Por: Alejandro Tagliavini
Para definir al gobierno moderno —el Estado— diríamos que es el monopolio de la violencia: condición necesaria y suficiente. Para empezar, sin el poder policial para forzar impuestos no subsistiría, a menos que compita en el mercado ofreciendo productos que la gente utilice y se convierta así en empresa privada. El estatismo sería el abuso de este monopolio de la violencia y su variante, el populismo, una exagerada diatriba demagógica.
Ahora, es imposible, de toda imposibilidad, que la violencia no destruya y desordene porque “se opone a lo voluntario y a lo natural, que vienen de un principio intrínseco, y lo violento emana de principio extrínseco”, dice Santo Tomás de Aquino (S. Th., I-II, q. 6, a. 5). Étienne Gilson asegura: “Lo natural y lo violento se excluyen recíprocamente” (El tomismo, segunda parte, capítulo VIII). Y “no hay violencia desde el momento que la causa es interior y que está en los seres mismos que obran”, indica Aristóteles (La Gran Moral, I, XIII).
La naturaleza tiene un orden interno para la vida —el Sol sale a la misma hora, los árboles crecen y dan oxígeno que respiran los animales—, así, si no lo violentamos, el mundo progresará. No es ideología o discurso, sino respetar en los hechos a la naturaleza. Por caso, algunos creen que Mauricio Macri, el electo presidente argentino, tiene un discurso no demagógico y que ha terminado el populismo, pero sus políticas de coacción estatal son casi las mismas.
Y, por cierto, la historia oficial —panegírico de la violencia— se encarga de lavar los cerebros, como cuando enseña que algún general es padre de la patria, cuando países progresistas como Australia han demostrado que las guerras de la independencia son innecesarias.
El origen de la violencia es el miedo. Una persona vencida por el miedo reacciona violentamente para defenderse y acaba perjudicándose. Como la guerra contra al terrorismo, que alimenta un monstruo —el ISIS—, o la guerra contra el narcotráfico, que ha creado al narcodelincuente, o el miedo al desamparo que da lugar al Estado de bienestar, que, irónicamente, crea pobreza, ya que se solventa con impuestos que se derivan vía baja de salarios o aumento de precios.

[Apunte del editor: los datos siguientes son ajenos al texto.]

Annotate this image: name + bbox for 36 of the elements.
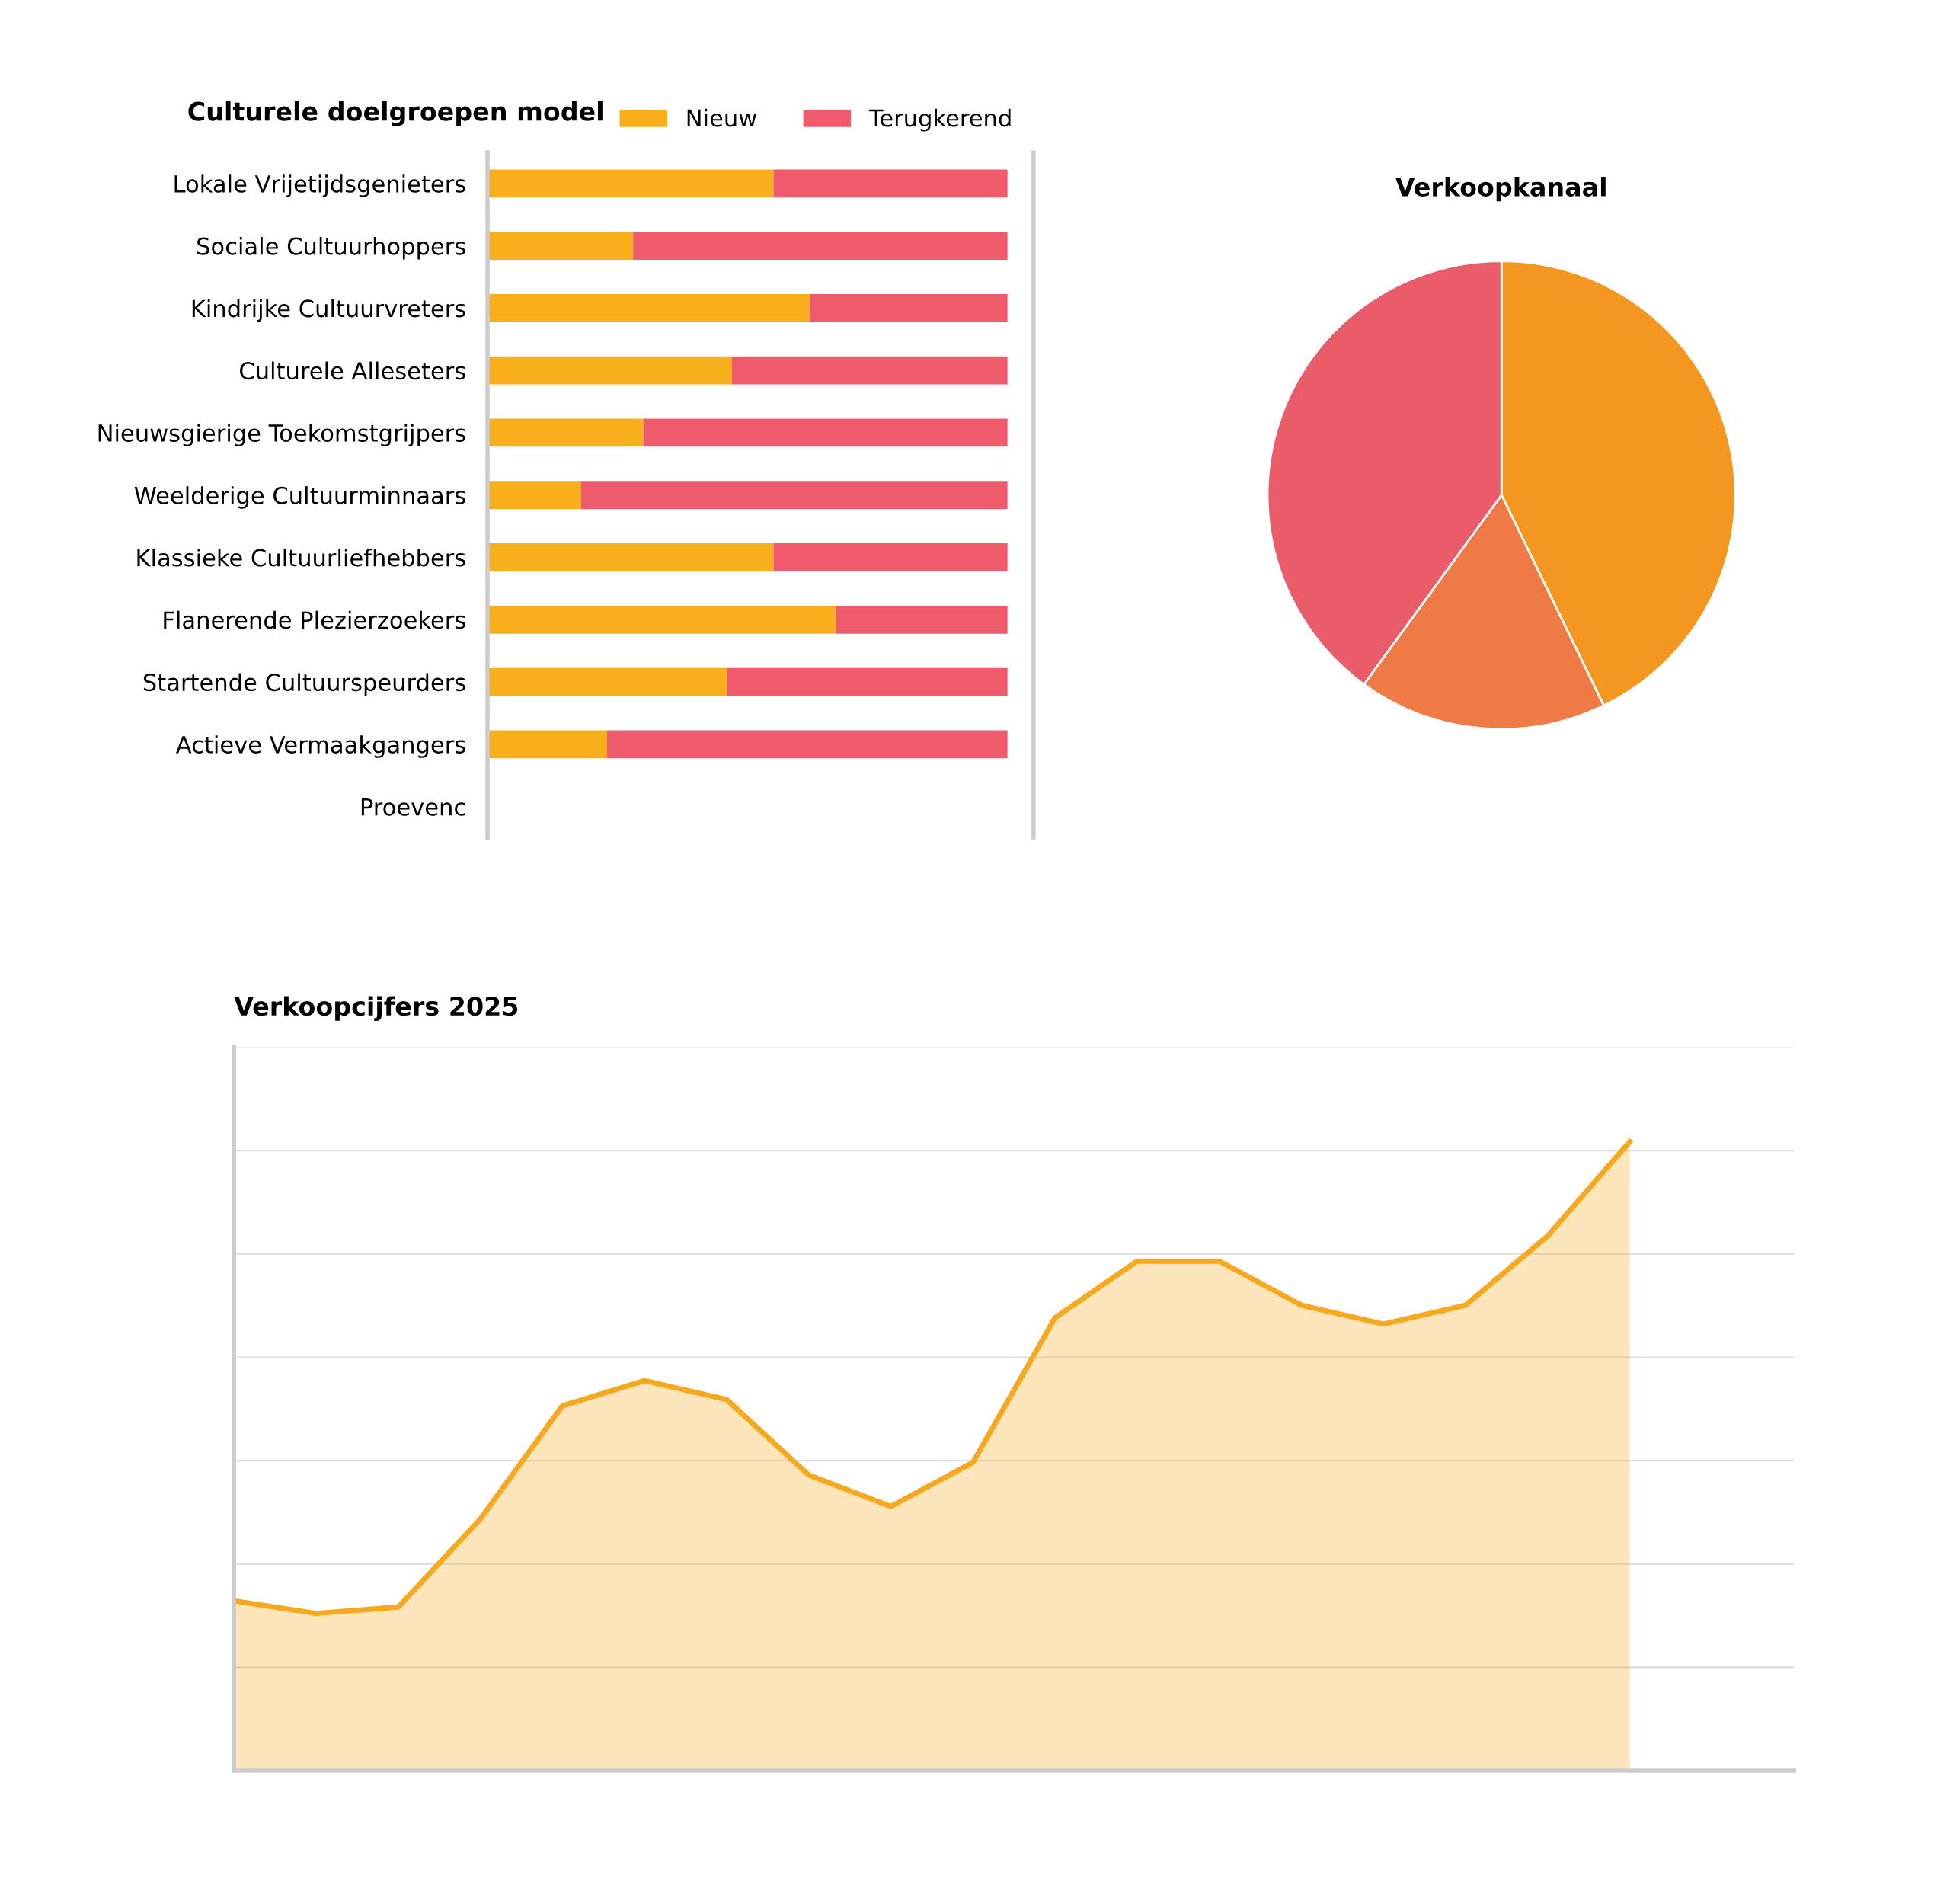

El papa Francisco no se deja vencer por el miedo en su tarea de evitar situaciones de violencia. Contra la opinión de los expertos en seguridad, volando a Nairobi, Kenia, en el primer viaje de su vida a África, dijo que la única preocupación respecto a la seguridad “son los mosquitos”. E insistió: “Usen el spray para los mosquitos”. Le indicó al piloto que lo llevaba: “Tiene que aterrizar en Centroáfrica o déjeme un paracaídas”.
Por la guerra, el 20% de la población centroafricana ha huido y, cuando Obama anduvo por tierras africanas menos peligrosas, se pidió a la gente no salir a las calles. El Estado moderno es el miedo, que trae violencia, liberticida. “Si transformo lo negativo en positivo, soy un ganador. ¿Están dispuestos a transformar el odio en amor y la guerra en paz?”, preguntó el Papa, que habló ante multitudes que tuvieron la libertad de acudir a verlo.
Como escribió José Manuel Vidal: “Sobre todo con su presencia, el Papa atrevido, pacificador y valiente pone las bases de una nueva era […] Porque, como dijo, ‘no hay futuro sin paz’”. El Estado moderno —violento— no es el salvador, es el pecador. Y los héroes no son homicidas armados, sino valientes que no llaman a la violencia.